Sunday, June 22, 2008

Letting go of all things trivial

Perhaps my dreams are too lofty. But didn't I just read somewhere that God may see our dreams as not being lofty enough? Where did I read that . . . . I think it might have been in a june 18th entry of my A Year with C.S. Lewis book.

When I think about my life, my choices, where I've been and where I'm going, I realize there isn't much of a common theme stringing things together. At least, there hasn't been much of a theme up to this point, anyway. Unless you count complete and utter indecisiveness. I make one choice--laboriously, I might add--only to discover that I'm unsatisfied with it. Something goes wrong and it feels like a bad decision. Something goes right, but the feeling is fleeting, and soon I'm left wondering what the next step is.  I think I've been plagued by indecisiveness. 

In the past few years, though, I've started to make bigger decisions, more sweeping ones that change the course of my future. And I've found myself in some situations that I never dreamed I'd be in. But is this really it? Is this really all there is for me? Maybe my "big" decisions that helped make my dreams become a reality were really selfish. Maybe God knew that they were things I really wanted, so He allowed me to make my choices. And now that I've done things on my terms, where has it left me? Am I any happier than I was when I wondered what it might be like to actually live the life I thought I wanted? 

But this isn't what I always wanted. It is a life borne out of "could-have's" and "hasn't happened yet." It's a life filled with, well, filler, things that keep me moving in the direction of my future, but things that I never really wanted to do in the first place. It's not that I'm lazy, but I've never really wanted to work. Not in the traditional Corporate American sense, at least. To be a high-powered career type was not something that sounded remotely like me, and to be honest, it never appealed to me much. When it became painfully apparent that I would be taking care of myself indefinitely, a career was unavoidable. And today as I write this, my heart hurts a little at the notion that I felt that it was career or nothing. There's all sorts of in-between stuff that's good stuff. Things that I wish I could spend my time on instead of going to the soul-killing office every day. 

And that's what its' doing. It really is. My soul, the deepest,  most real part of me is dying a slow death. Suffocation. Drowning. Exhaustion. Starvation. Atrophy. You name it, it's killing me. 

And yet.

There are so many beautiful moments in my life, like the sound Brennan trying desperately to talk to us.
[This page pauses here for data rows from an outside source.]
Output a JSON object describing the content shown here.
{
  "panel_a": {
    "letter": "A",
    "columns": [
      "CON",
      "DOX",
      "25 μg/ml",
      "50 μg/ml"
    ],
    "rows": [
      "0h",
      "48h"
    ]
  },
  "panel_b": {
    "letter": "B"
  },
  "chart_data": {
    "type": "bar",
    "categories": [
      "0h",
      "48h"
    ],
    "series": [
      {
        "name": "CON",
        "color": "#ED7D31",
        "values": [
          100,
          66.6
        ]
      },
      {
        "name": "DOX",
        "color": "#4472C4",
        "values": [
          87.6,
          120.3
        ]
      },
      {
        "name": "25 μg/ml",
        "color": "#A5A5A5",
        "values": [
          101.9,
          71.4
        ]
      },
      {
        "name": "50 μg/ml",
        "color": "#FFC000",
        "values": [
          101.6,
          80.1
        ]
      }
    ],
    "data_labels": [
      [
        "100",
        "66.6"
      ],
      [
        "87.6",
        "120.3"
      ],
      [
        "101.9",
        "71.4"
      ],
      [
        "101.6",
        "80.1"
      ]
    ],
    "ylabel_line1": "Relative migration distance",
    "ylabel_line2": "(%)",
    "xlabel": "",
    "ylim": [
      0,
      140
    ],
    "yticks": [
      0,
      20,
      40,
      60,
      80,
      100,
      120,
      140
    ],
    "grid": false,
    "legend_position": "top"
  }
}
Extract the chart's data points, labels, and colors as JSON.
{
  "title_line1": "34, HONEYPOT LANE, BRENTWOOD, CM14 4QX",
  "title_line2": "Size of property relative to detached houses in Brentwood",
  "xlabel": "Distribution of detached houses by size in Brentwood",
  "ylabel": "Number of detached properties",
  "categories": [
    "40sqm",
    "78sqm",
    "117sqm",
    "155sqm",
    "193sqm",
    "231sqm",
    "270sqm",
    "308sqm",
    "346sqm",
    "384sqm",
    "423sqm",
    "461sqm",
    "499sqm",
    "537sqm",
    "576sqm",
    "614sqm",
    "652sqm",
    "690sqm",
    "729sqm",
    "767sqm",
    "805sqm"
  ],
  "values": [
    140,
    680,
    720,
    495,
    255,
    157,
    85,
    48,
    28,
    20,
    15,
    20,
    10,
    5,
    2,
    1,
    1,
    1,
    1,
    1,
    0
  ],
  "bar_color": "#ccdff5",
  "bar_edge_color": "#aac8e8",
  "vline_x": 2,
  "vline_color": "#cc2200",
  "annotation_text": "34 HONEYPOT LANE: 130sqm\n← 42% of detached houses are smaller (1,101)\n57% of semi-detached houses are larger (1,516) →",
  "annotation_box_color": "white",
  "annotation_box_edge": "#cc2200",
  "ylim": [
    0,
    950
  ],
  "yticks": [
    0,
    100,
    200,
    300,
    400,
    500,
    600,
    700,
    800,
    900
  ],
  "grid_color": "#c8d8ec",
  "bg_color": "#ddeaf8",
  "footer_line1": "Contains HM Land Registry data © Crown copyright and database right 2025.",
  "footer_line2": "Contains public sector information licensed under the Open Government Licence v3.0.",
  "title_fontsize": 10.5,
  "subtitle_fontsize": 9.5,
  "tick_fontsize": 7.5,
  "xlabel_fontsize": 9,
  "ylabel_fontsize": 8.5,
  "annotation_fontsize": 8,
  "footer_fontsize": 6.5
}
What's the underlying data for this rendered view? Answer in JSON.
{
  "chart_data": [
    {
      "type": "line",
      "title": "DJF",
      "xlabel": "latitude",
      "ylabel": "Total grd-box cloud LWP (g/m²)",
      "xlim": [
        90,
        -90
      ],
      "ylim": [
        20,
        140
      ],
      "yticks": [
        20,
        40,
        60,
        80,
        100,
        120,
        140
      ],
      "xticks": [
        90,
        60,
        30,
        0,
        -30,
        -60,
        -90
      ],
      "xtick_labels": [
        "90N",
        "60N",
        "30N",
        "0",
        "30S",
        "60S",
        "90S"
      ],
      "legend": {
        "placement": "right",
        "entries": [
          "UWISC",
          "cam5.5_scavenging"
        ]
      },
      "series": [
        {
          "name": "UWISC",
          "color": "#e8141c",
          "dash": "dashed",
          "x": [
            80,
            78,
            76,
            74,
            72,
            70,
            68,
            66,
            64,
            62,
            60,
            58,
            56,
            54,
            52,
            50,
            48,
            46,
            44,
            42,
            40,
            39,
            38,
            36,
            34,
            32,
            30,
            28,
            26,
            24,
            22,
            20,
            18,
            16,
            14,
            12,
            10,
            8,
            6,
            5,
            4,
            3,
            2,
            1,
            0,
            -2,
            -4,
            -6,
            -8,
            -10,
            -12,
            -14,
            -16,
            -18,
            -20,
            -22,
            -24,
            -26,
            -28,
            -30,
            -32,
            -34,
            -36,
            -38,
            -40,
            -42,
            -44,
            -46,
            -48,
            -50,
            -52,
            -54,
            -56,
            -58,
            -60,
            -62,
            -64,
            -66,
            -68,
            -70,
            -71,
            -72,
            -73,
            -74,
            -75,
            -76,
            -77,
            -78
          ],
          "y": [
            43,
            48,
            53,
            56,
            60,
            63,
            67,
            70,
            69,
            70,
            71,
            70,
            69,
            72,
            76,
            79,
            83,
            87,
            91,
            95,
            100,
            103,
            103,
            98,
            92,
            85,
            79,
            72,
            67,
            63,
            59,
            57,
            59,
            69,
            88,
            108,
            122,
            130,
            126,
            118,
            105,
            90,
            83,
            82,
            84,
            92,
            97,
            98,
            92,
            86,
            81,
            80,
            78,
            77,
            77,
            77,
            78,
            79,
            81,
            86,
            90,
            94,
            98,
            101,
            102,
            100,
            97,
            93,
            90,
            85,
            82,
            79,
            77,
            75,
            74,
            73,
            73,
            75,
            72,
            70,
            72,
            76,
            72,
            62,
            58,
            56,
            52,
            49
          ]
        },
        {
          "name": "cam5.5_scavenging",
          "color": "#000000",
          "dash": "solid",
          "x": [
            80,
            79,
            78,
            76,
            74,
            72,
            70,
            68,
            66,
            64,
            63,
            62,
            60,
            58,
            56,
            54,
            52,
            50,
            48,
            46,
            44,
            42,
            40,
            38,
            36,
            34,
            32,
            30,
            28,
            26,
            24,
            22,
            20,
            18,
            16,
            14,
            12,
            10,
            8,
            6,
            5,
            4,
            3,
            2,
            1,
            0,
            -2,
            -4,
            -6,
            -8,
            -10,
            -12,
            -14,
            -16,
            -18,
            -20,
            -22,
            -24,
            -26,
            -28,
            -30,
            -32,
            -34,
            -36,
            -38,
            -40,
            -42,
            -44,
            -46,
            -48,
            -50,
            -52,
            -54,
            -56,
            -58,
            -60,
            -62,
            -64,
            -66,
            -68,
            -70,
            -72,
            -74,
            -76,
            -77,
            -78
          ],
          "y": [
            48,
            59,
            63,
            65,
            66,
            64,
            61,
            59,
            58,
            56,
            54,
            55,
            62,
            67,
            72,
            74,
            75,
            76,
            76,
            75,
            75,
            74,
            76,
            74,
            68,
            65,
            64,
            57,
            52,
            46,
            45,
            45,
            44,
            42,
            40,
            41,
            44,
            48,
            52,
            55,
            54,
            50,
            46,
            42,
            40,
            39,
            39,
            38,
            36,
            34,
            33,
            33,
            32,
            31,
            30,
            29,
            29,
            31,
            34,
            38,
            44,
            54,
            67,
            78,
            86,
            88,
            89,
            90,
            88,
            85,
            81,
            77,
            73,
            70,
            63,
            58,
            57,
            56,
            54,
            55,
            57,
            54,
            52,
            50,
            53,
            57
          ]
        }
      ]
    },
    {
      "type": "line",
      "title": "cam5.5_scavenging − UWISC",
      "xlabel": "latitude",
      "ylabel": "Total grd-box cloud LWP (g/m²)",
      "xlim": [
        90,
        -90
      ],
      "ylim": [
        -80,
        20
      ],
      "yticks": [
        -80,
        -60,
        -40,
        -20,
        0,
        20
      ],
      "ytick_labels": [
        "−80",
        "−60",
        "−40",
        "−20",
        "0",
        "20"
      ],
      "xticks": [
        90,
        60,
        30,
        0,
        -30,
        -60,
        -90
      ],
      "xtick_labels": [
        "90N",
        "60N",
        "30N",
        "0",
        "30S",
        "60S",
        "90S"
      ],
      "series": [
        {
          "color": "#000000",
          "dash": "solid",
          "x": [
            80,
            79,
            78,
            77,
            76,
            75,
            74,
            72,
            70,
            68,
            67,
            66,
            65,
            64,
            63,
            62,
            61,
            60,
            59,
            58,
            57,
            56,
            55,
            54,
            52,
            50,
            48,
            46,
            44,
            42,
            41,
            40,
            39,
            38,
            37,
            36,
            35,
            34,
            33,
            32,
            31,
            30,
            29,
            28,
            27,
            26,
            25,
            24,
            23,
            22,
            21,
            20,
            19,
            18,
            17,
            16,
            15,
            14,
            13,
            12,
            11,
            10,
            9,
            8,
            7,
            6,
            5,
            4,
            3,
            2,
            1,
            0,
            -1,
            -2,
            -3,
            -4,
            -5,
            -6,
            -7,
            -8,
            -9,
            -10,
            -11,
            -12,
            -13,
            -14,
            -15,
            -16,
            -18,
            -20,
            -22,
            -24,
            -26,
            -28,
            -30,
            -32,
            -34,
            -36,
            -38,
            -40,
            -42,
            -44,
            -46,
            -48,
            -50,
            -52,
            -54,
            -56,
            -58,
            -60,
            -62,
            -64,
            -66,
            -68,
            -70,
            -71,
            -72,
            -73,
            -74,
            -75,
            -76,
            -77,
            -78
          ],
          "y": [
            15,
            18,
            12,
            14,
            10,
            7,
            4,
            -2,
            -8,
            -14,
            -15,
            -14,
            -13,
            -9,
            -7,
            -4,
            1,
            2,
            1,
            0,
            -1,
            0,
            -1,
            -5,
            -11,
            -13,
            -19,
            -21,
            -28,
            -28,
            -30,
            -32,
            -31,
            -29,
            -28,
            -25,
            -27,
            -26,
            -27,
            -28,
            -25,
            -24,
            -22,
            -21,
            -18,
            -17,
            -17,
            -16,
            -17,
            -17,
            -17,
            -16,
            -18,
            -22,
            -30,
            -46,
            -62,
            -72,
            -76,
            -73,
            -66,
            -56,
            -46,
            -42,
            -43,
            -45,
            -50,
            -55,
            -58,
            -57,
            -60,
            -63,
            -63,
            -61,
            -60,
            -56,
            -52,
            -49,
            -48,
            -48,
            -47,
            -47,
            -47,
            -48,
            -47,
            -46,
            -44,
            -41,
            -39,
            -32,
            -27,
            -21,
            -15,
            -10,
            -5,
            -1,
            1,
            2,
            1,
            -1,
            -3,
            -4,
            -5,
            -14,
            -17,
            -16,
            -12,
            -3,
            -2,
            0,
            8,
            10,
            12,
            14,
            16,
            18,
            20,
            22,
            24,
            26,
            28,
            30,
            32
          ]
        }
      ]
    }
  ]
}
Like the look on my mom's face when I surprise her with something. The smell of a dark, rich coffee brewing in the dark of the morning. Birds chirping as they fly past my window. How can life be so bad when there's so much good going on around me every moment of every day?

The problem is that I want to be part of it, the beauty, I mean. To let myself in and poke around for awhile, admiring what I see and inhaling the sweetness while the scent still lingers. How quickly it dissipates. I don't want to miss it.

I don't want to miss it. I think that's what's plaguing me most. The fear that my time is limited, and if I don't get started, I might miss my chance. My chance at happiness, at love, at joy, at doing something meaningful with my life. This is the only shot I've got. I don't want to miss it because my own selfish ambitions are in the way. God, I don't want to miss it. I don't want to miss it. I want to be here, be present, be attuned to what He's saying to me in every moment of every day, in every interaction, reaction, frustration and celebration. I want to know more, to know more often, to be sure of the things that I don't see. Certain of what I don't know yet. I want to have Faith. Real, true, knock-down drag out faith. The kind that can move mountains, the ones that get in the way of living out my destiny. 

God, how do I do that? How do I get past the mountains in my life? What do I do? Where do I go? How do I change my circumstances? And if I can't change my circumstances, how can I change my attitude? How easy it sounds, how difficult it actually is.

Lord, break my heart for the things that break your heart. Lord let me let go of all things trivial. (Thanks to Andy Smith of World Vision for these simple prayers.)